One argument that some people make is that, if a site is obviously in a position where they can afford to pay you, then it’s disgusting if they ask you to work for free. I see that argument – it makes sense to me. But at the same time, I go back to my original statement. You’re looking to get names on your portfolio. Once they are on, they’re there for good. Remember this when you’re balancing up the pros and cons.
Get on Twitter
Do you have a Twitter? No? Get one right this second. Now find every single games journalist on the whole of the internet and add them. Now listen to what they say, and take an interest in what is going on. Make a comment to someone now and again. Link them to someone that you’ve previously written that has something to do with what they’re talking about. Gain a voice and use it to make people know who you damn well are.
Twitter (and knowing how to use it properly) is now just as essential as everything else about your career. You need to make a presence for yourself- but don’t be careless about it. It will take a long time, but once you start to build up speed, it’ll make a huge difference.
What do you talk about? Well, you can use me as an example if you’d like (although I don’t know if it’s such a great idea – I’m pretty rambly):
- Link all your work
- Ask your followers questions and get them involved in your conversations
- Retweet anything interesting that potential bosses and future workmates say
- Be friendly and compliment people! (this is really, stupidly important)
Couple Twitter with the first three points on this list, and it should make a killer combo. You know, like a Super Shinkuu Hadoken or something.
Get lucky (and if that fails, cover all bases)
I’m sat here telling you how to get into games journalism, but let me be perfectly honest – I’m a seriously lucky bastard. I may have worked my arse off, but I also got incredibly lucky all over the place, whether it was the people who picked me up, the times I just so happened to be emailing people who needed someone, or the whole ‘right place, right time’ element.
Right now, someone somewhere on some random games site is considering taking on a new writer. Someone will email them randomly this week asking if they have any jobs going spare, and they’ll think ‘hey, I’ve actually been looking for someone, so why not!’ and hey presto – that person just got lucky.
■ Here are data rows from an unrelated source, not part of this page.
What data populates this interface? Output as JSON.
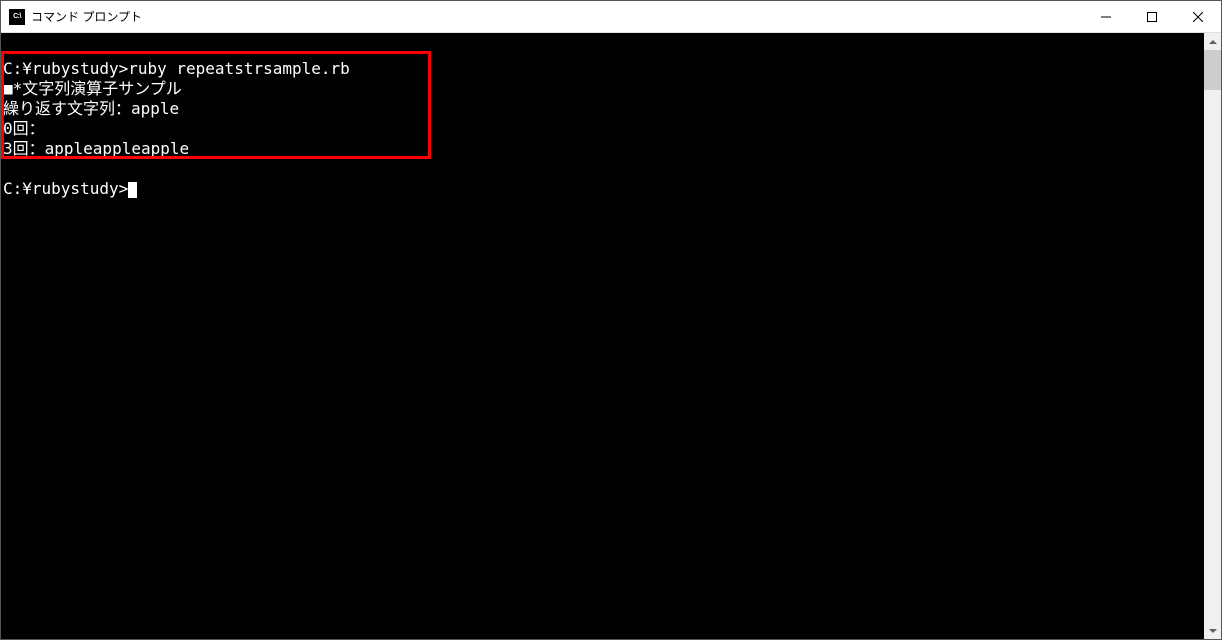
{
  "window": {
    "title": "コマンド プロンプト",
    "icon_text": "C:\\"
  },
  "terminal": {
    "lines": [
      "C:¥rubystudy>ruby repeatstrsample.rb",
      "■*文字列演算子サンプル",
      "繰り返す文字列：apple",
      "0回：",
      "3回：appleappleapple"
    ],
    "prompt": "C:¥rubystudy>"
  }
}
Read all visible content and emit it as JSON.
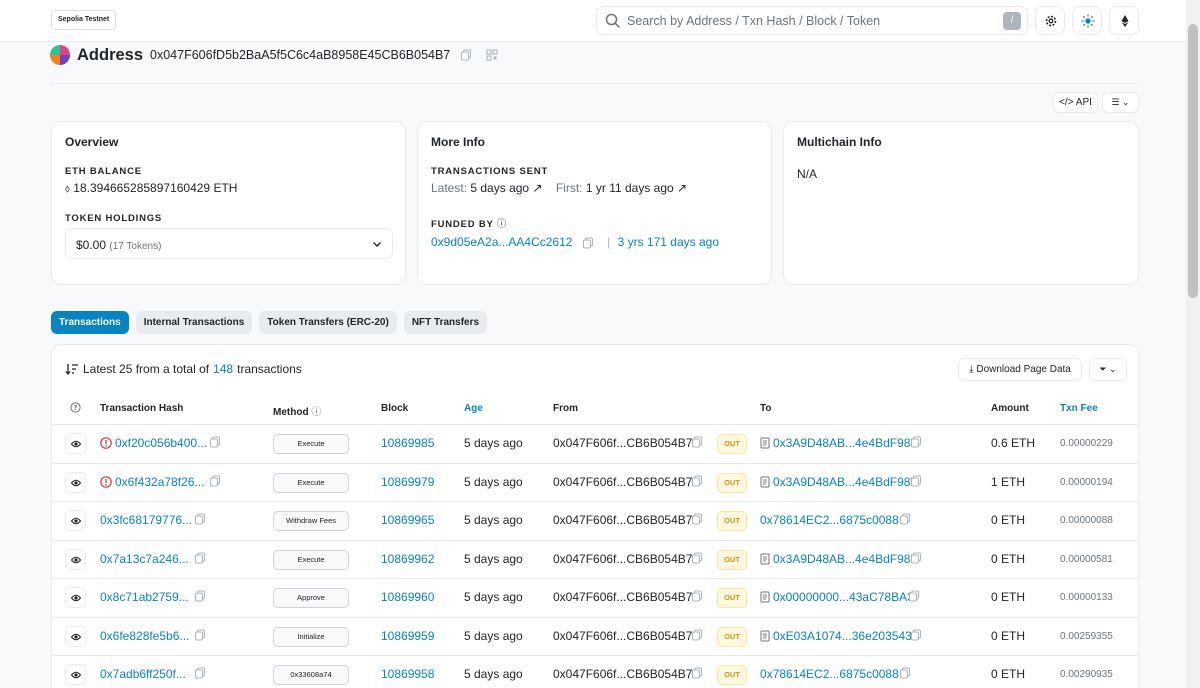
{
  "network": "Sepolia Testnet",
  "search": {
    "placeholder": "Search by Address / Txn Hash / Block / Token",
    "shortcut": "/"
  },
  "address": {
    "label": "Address",
    "hash": "0x047F606fD5b2BaA5f5C6c4aB8958E45CB6B054B7"
  },
  "toolbar": {
    "api": "API"
  },
  "overview": {
    "title": "Overview",
    "eth_balance_label": "ETH BALANCE",
    "eth_balance": "18.394665285897160429 ETH",
    "token_holdings_label": "TOKEN HOLDINGS",
    "token_value": "$0.00",
    "token_count": "(17 Tokens)"
  },
  "more_info": {
    "title": "More Info",
    "tx_sent_label": "TRANSACTIONS SENT",
    "latest_label": "Latest:",
    "latest_value": "5 days ago",
    "first_label": "First:",
    "first_value": "1 yr 11 days ago",
    "funded_label": "FUNDED BY",
    "funded_addr": "0x9d05eA2a...AA4Cc2612",
    "funded_sep": "|",
    "funded_age": "3 yrs 171 days ago"
  },
  "multichain": {
    "title": "Multichain Info",
    "value": "N/A"
  },
  "tabs": [
    "Transactions",
    "Internal Transactions",
    "Token Transfers (ERC-20)",
    "NFT Transfers"
  ],
  "summary": {
    "prefix": "Latest 25 from a total of",
    "count": "148",
    "suffix": "transactions"
  },
  "download_label": "Download Page Data",
  "columns": {
    "hash": "Transaction Hash",
    "method": "Method",
    "block": "Block",
    "age": "Age",
    "from": "From",
    "to": "To",
    "amount": "Amount",
    "fee": "Txn Fee"
  },
  "accent": "#0784c3",
  "rows": [
    {
      "error": true,
      "hash": "0xf20c056b400...",
      "method": "Execute",
      "block": "10869985",
      "age": "5 days ago",
      "from": "0x047F606f...CB6B054B7",
      "dir": "OUT",
      "contract": true,
      "to": "0x3A9D48AB...4e4BdF98b",
      "amount": "0.6 ETH",
      "fee": "0.00000229"
    },
    {
      "error": true,
      "hash": "0x6f432a78f26...",
      "method": "Execute",
      "block": "10869979",
      "age": "5 days ago",
      "from": "0x047F606f...CB6B054B7",
      "dir": "OUT",
      "contract": true,
      "to": "0x3A9D48AB...4e4BdF98b",
      "amount": "1 ETH",
      "fee": "0.00000194"
    },
    {
      "error": false,
      "hash": "0x3fc68179776...",
      "method": "Withdraw Fees",
      "block": "10869965",
      "age": "5 days ago",
      "from": "0x047F606f...CB6B054B7",
      "dir": "OUT",
      "contract": false,
      "to": "0x78614EC2...6875c0088",
      "amount": "0 ETH",
      "fee": "0.00000088"
    },
    {
      "error": false,
      "hash": "0x7a13c7a246...",
      "method": "Execute",
      "block": "10869962",
      "age": "5 days ago",
      "from": "0x047F606f...CB6B054B7",
      "dir": "OUT",
      "contract": true,
      "to": "0x3A9D48AB...4e4BdF98b",
      "amount": "0 ETH",
      "fee": "0.00000581"
    },
    {
      "error": false,
      "hash": "0x8c71ab2759...",
      "method": "Approve",
      "block": "10869960",
      "age": "5 days ago",
      "from": "0x047F606f...CB6B054B7",
      "dir": "OUT",
      "contract": true,
      "to": "0x00000000...43aC78BA3",
      "amount": "0 ETH",
      "fee": "0.00000133"
    },
    {
      "error": false,
      "hash": "0x6fe828fe5b6...",
      "method": "Initialize",
      "block": "10869959",
      "age": "5 days ago",
      "from": "0x047F606f...CB6B054B7",
      "dir": "OUT",
      "contract": true,
      "to": "0xE03A1074...36e203543",
      "amount": "0 ETH",
      "fee": "0.00259355"
    },
    {
      "error": false,
      "hash": "0x7adb6ff250f...",
      "method": "0x33608a74",
      "block": "10869958",
      "age": "5 days ago",
      "from": "0x047F606f...CB6B054B7",
      "dir": "OUT",
      "contract": false,
      "to": "0x78614EC2...6875c0088",
      "amount": "0 ETH",
      "fee": "0.00290935"
    }
  ]
}
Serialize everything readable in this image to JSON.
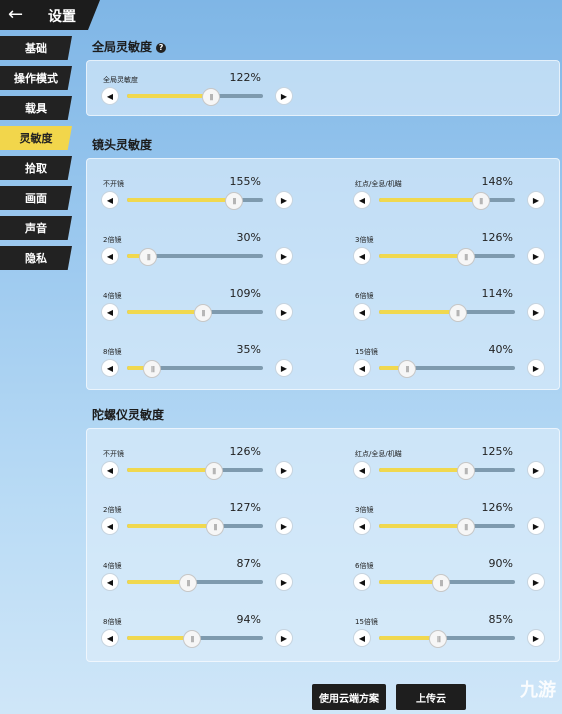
{
  "header": {
    "back_icon": "arrow-left-icon",
    "title": "设置"
  },
  "sidebar": {
    "items": [
      {
        "label": "基础"
      },
      {
        "label": "操作模式"
      },
      {
        "label": "载具"
      },
      {
        "label": "灵敏度",
        "active": true
      },
      {
        "label": "拾取"
      },
      {
        "label": "画面"
      },
      {
        "label": "声音"
      },
      {
        "label": "隐私"
      }
    ]
  },
  "sections": {
    "global": {
      "title": "全局灵敏度",
      "help_icon": "question-circle-icon",
      "slider": {
        "label": "全局灵敏度",
        "value": "122%",
        "level": 0.61
      }
    },
    "camera": {
      "title": "镜头灵敏度",
      "left": [
        {
          "label": "不开镜",
          "value": "155%",
          "level": 0.78
        },
        {
          "label": "2倍镜",
          "value": "30%",
          "level": 0.15
        },
        {
          "label": "4倍镜",
          "value": "109%",
          "level": 0.55
        },
        {
          "label": "8倍镜",
          "value": "35%",
          "level": 0.18
        }
      ],
      "right": [
        {
          "label": "红点/全息/机瞄",
          "value": "148%",
          "level": 0.74
        },
        {
          "label": "3倍镜",
          "value": "126%",
          "level": 0.63
        },
        {
          "label": "6倍镜",
          "value": "114%",
          "level": 0.57
        },
        {
          "label": "15倍镜",
          "value": "40%",
          "level": 0.2
        }
      ]
    },
    "gyro": {
      "title": "陀螺仪灵敏度",
      "left": [
        {
          "label": "不开镜",
          "value": "126%",
          "level": 0.63
        },
        {
          "label": "2倍镜",
          "value": "127%",
          "level": 0.64
        },
        {
          "label": "4倍镜",
          "value": "87%",
          "level": 0.44
        },
        {
          "label": "8倍镜",
          "value": "94%",
          "level": 0.47
        }
      ],
      "right": [
        {
          "label": "红点/全息/机瞄",
          "value": "125%",
          "level": 0.63
        },
        {
          "label": "3倍镜",
          "value": "126%",
          "level": 0.63
        },
        {
          "label": "6倍镜",
          "value": "90%",
          "level": 0.45
        },
        {
          "label": "15倍镜",
          "value": "85%",
          "level": 0.43
        }
      ]
    }
  },
  "footer": {
    "use_cloud": "使用云端方案",
    "upload_cloud": "上传云",
    "watermark": "九游"
  },
  "slider_buttons": {
    "decrease_icon": "triangle-left-icon",
    "increase_icon": "triangle-right-icon"
  }
}
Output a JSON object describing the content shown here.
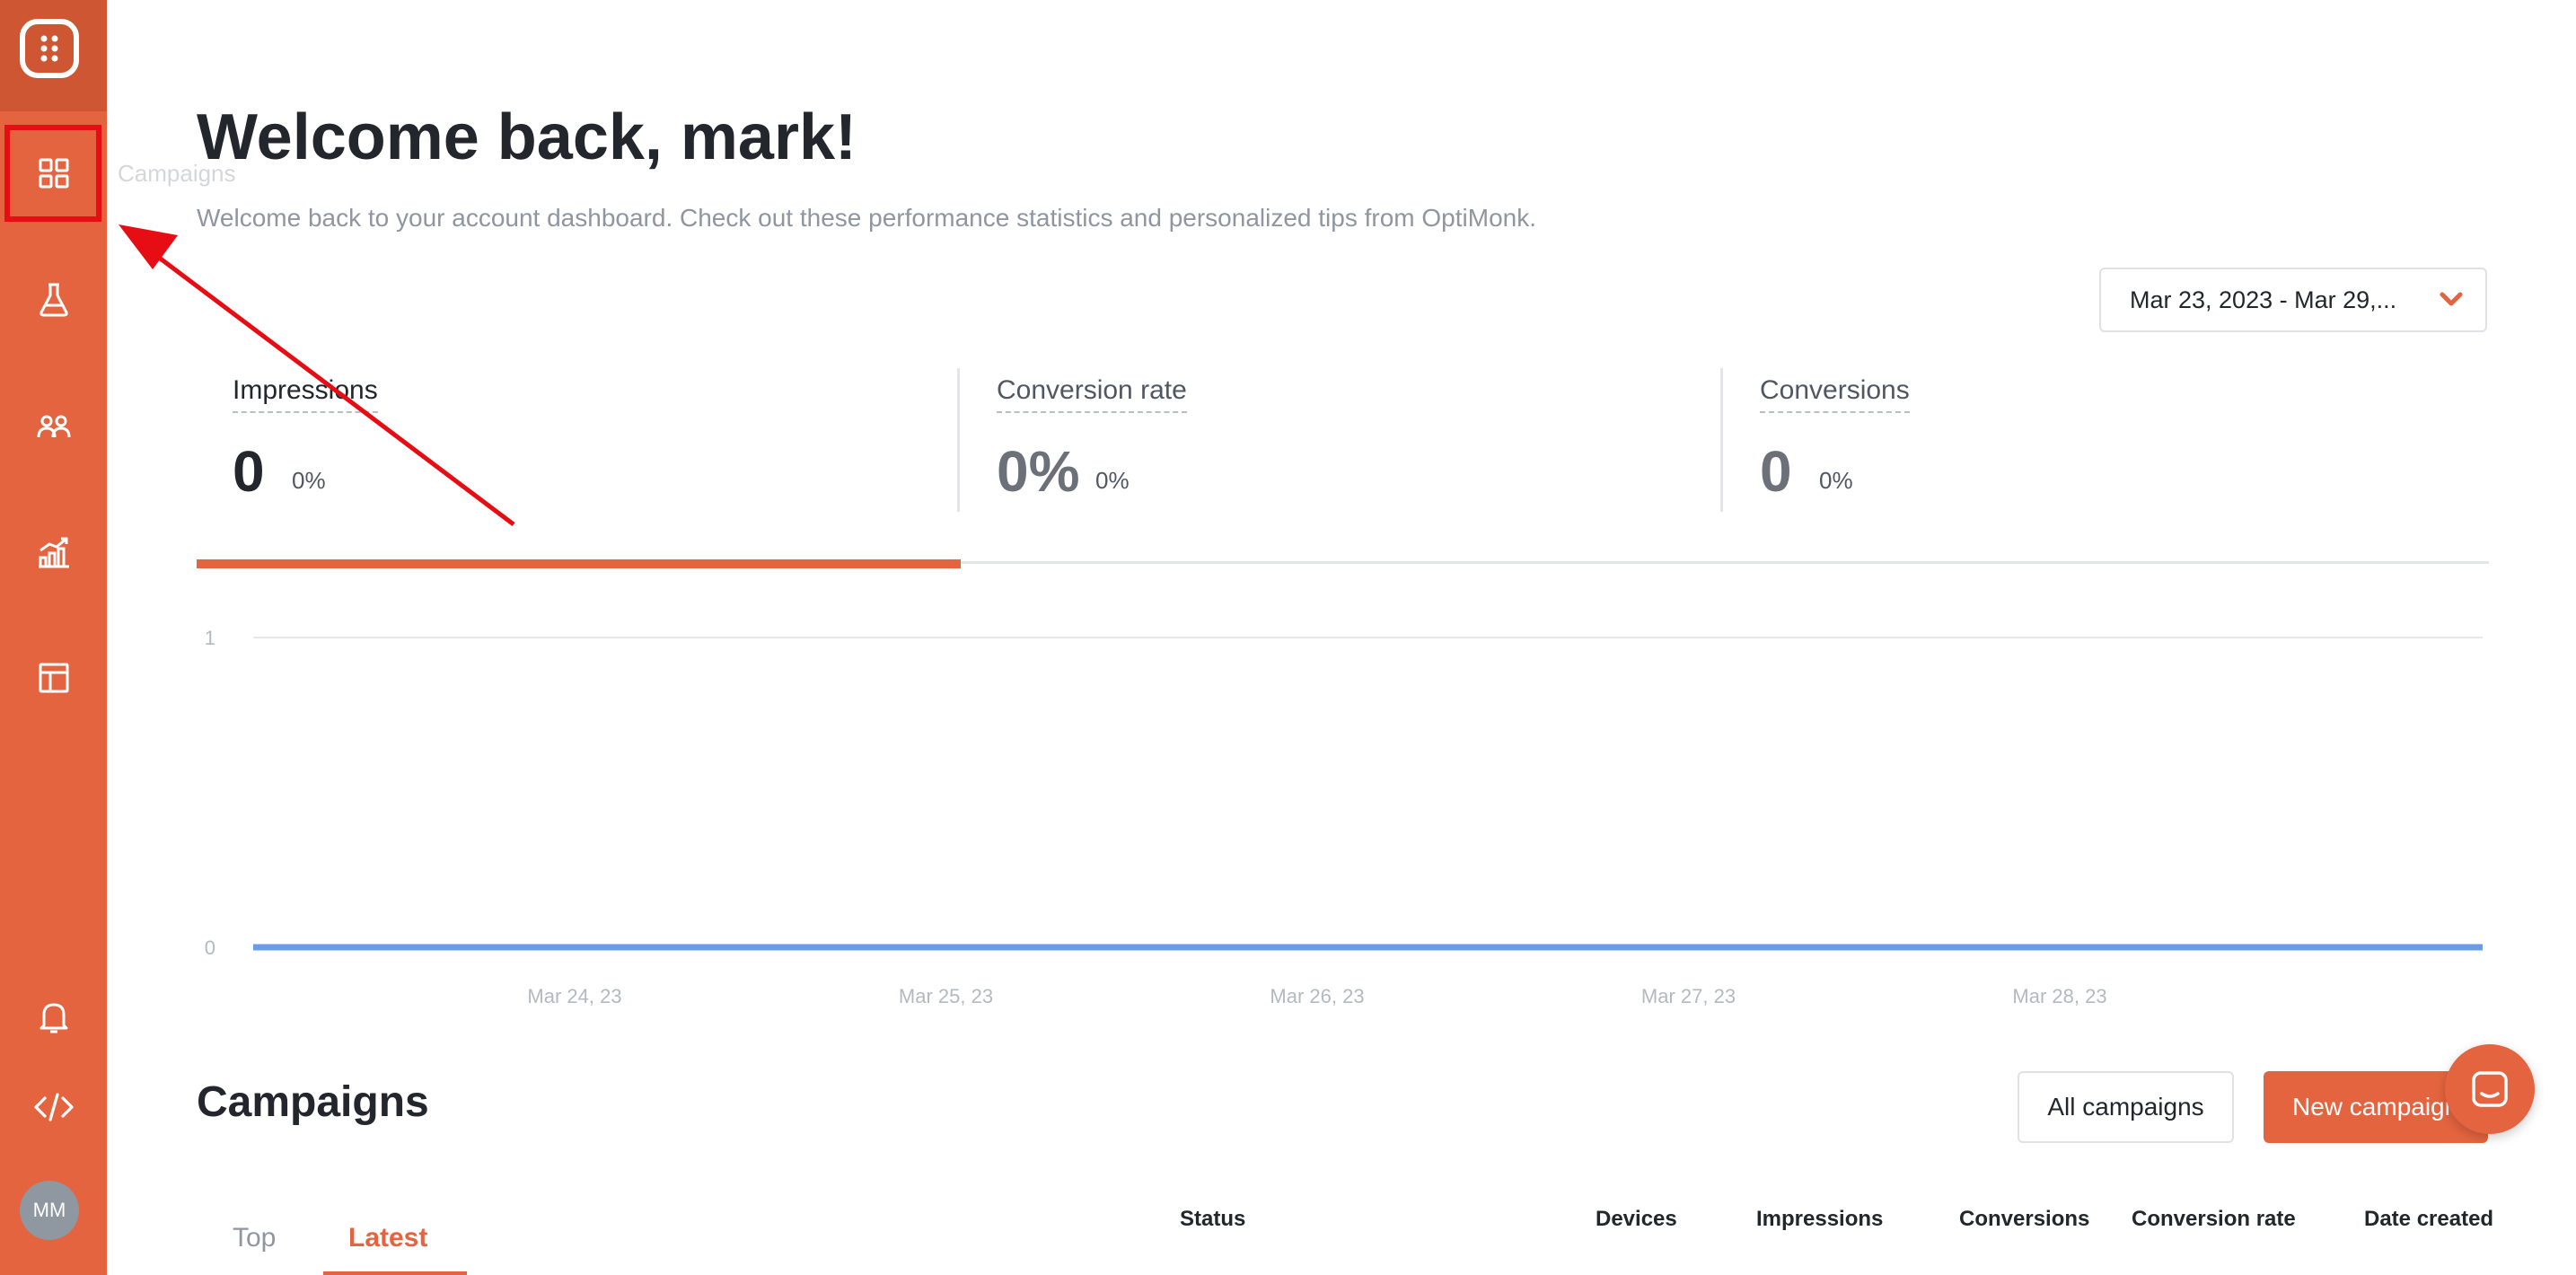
{
  "sidebar": {
    "logo_icon": "dice-logo-icon",
    "items": [
      {
        "icon": "grid-icon",
        "label": "Campaigns"
      },
      {
        "icon": "flask-icon"
      },
      {
        "icon": "users-icon"
      },
      {
        "icon": "analytics-icon"
      },
      {
        "icon": "layout-icon"
      }
    ],
    "bottom": [
      {
        "icon": "bell-icon"
      },
      {
        "icon": "code-icon"
      }
    ],
    "avatar_initials": "MM",
    "tooltip": "Campaigns"
  },
  "header": {
    "title": "Welcome back, mark!",
    "subtitle": "Welcome back to your account dashboard. Check out these performance statistics and personalized tips from OptiMonk."
  },
  "date_range": {
    "value": "Mar 23, 2023 - Mar 29,...",
    "icon": "chevron-down-icon"
  },
  "kpis": [
    {
      "label": "Impressions",
      "value": "0",
      "change": "0%",
      "active": true
    },
    {
      "label": "Conversion rate",
      "value": "0%",
      "change": "0%",
      "active": false
    },
    {
      "label": "Conversions",
      "value": "0",
      "change": "0%",
      "active": false
    }
  ],
  "chart_data": {
    "type": "line",
    "x": [
      "Mar 24, 23",
      "Mar 25, 23",
      "Mar 26, 23",
      "Mar 27, 23",
      "Mar 28, 23"
    ],
    "series": [
      {
        "values": [
          0,
          0,
          0,
          0,
          0
        ]
      }
    ],
    "ylim": [
      0,
      1
    ],
    "yticks": [
      "1",
      "0"
    ],
    "xlabel": "",
    "ylabel": "",
    "grid": true,
    "colors": {
      "line": "#6a9be8",
      "grid": "#e6e8eb"
    }
  },
  "campaigns": {
    "title": "Campaigns",
    "all_button": "All campaigns",
    "new_button": "New campaign",
    "tabs": [
      {
        "label": "Top",
        "active": false
      },
      {
        "label": "Latest",
        "active": true
      }
    ],
    "columns": [
      "Status",
      "Devices",
      "Impressions",
      "Conversions",
      "Conversion rate",
      "Date created"
    ]
  },
  "colors": {
    "brand": "#e4643f",
    "highlight": "#e60d14"
  }
}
The way I saw it, the best way to get lucky is to try every single person going and hope luck is shining on me. After my internship with Pocket Gamer, I emailed over 100 gaming sites. Seriously, that’s not an exaggeration. I scoured Google for gaming sites big and small, and applied, applied applied. I think on my first run, I got around 10 responses, and 3 jobs out of that.
That is, quite obviously, a miniscule payoff from such a huge undertaking, but it got me started on my way, and 3 months later when I did the rounds again, this time I had an extra 3 sites on my portfolio. This time, I got loads more responses, and I was away.
My advice is to simply keep trying. If you have good things to say, eventually someone will listen.
Don’t do it if gaming is your only hobby
Out of all of my points, this is the most important. Games journalism will change the way you play games. Eventually, if you’re anything like me or the numerous journalists I talk to, you will not enjoy playing games as much as you once did. Essentially, playing games for a living will take the fun out of playing games for fun.
When my work day ends, I do not go and turn my PS3 on, or boot up an Xbox Live Arcade game. I barely ever play games in the evening anymore. I’ve spent the day playing them, writing about them and analysing them, and the last thing I want to do is play even more of them.
You may be fine. Your love for the medium may extend outside of your box room, or office, or wherever you are. But if you do lose your favourite pastime, make sure you have a back-up. I love my TV shows, amongst other things (is drinking a hobby yet?), so losing video games wasn’t a huge deal for me. You know whether it will be a huge deal for you.